The benefits of eye movement data for machine learning have been assessed in various domains, including NLP and computer vision. Eye tracking provides millisecond-accurate records on where humans look when they are reading and are useful in explanatory research of language processing. Eye movements depend on the stimulus and are therefore language-specific but there are universal tendencies which remain stable across languages (Liversedge et al., 2016). Modelling human reading has been researched extensively in psycholinguistics (e.g., Reichle et al., 1998; Matthies & Søgaard, 2013; Hahn & Keller, 2016; Sood et al., 2008). Being able to accurately predict eye-tracking features across languages will advance this field and will facilitate comparisons between models and the analysis of their varying capabilities.


In this shared task we address the challenge of predicting eye-tracking features recorded during sentence processing of multiple languages. We are interested in both cognitive modelling approaches as well as linguistically motivated approaches (i.e., language models). All teams are encouraged to write a short system description paper after the evaluation to present their models and results (see timeline below).

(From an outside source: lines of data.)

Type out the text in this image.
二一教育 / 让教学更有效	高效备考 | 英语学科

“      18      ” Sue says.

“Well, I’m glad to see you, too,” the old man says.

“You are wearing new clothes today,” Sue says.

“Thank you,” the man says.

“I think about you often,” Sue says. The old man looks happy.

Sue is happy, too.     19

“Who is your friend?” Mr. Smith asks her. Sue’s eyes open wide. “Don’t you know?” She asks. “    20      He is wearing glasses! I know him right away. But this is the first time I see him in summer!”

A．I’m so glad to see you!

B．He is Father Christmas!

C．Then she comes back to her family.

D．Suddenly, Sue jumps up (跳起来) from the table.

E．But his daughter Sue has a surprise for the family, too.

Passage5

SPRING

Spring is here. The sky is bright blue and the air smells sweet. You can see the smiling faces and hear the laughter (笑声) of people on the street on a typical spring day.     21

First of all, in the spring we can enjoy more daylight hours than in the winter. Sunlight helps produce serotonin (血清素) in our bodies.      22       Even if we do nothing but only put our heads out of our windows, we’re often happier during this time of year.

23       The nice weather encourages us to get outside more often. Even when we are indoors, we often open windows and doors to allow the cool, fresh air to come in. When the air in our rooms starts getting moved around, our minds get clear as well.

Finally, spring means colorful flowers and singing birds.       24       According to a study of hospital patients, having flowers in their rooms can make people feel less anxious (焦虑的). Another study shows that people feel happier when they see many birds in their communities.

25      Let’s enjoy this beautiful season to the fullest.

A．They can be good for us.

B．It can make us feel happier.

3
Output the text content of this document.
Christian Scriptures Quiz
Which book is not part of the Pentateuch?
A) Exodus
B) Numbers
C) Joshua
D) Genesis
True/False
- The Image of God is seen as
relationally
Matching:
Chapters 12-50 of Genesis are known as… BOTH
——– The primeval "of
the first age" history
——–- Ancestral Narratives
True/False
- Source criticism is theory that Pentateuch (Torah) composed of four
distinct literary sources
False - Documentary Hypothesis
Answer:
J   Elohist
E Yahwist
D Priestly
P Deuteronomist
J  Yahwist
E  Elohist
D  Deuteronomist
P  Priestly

There are two major changes compared to the CMCL 2021 Shared Task on eye-tracking prediction:

Multilingual data: We provide an eye movement dataset with sentences from six languages (Chinese, Dutch, English, German, Hindi, Russian).
Eye-tracking features: To take into account the individual differences between readers, the task is not limited to predict the mean eye tracking features across readers, but also the standard deviation of the feature values.

Task objective

The shared task if formulated as a regression task to predict 2 eye-tracking features and the corresponding standard deviation across readers:

first fixation duration (FFD), the duration of the first fixation on the prevailing word;
standard deviation of FFD across readers;
total reading time (TRT), the sum of all fixation durations on the current word, including regressions;
standard deviation of TRT across readers.


Subtask 1: Predict eye-tracking features for sentences of the 6 provided languages
Subtask 2: Predict eye-tracking features for sentences from a new surprise language


December 6, 2021: Trial data release
December 20, 2021: Training data (& dev data) release
January 19, 2022: Participant registration deadline & Test data release
February 1, 2022: Submission deadline for system predictions
February 6, 2022: Results release
February 28, 2022: Submission deadline for systems description papers
March 26, 2022: Notification of Acceptance
April 10, 2022: Camera-ready papers due
May 26-28, 2022: CMCL Workshop (@ACL)


We will use the eye-tracking data recorded during natural reading from 8 datasets in 6 languages (see “Data” for details). The training data contains 1703 sentences, the development set contains 104 sentences, and the test set 324 sentences. The data provided will contain scaled features in the range between 0 and 100 to facilitate evaluation via the mean absolute average (MAE). The eye-tracking feature values are averaged over all readers.


We will evaluate the prediction against the ground truth using the mean absolute error (MAE). The winning system will be the one with the best average MAE across all 5 eye-tracking features.


System description papers will be short papers (4 pages + references) describing the approach used for the eye-tracking prediction.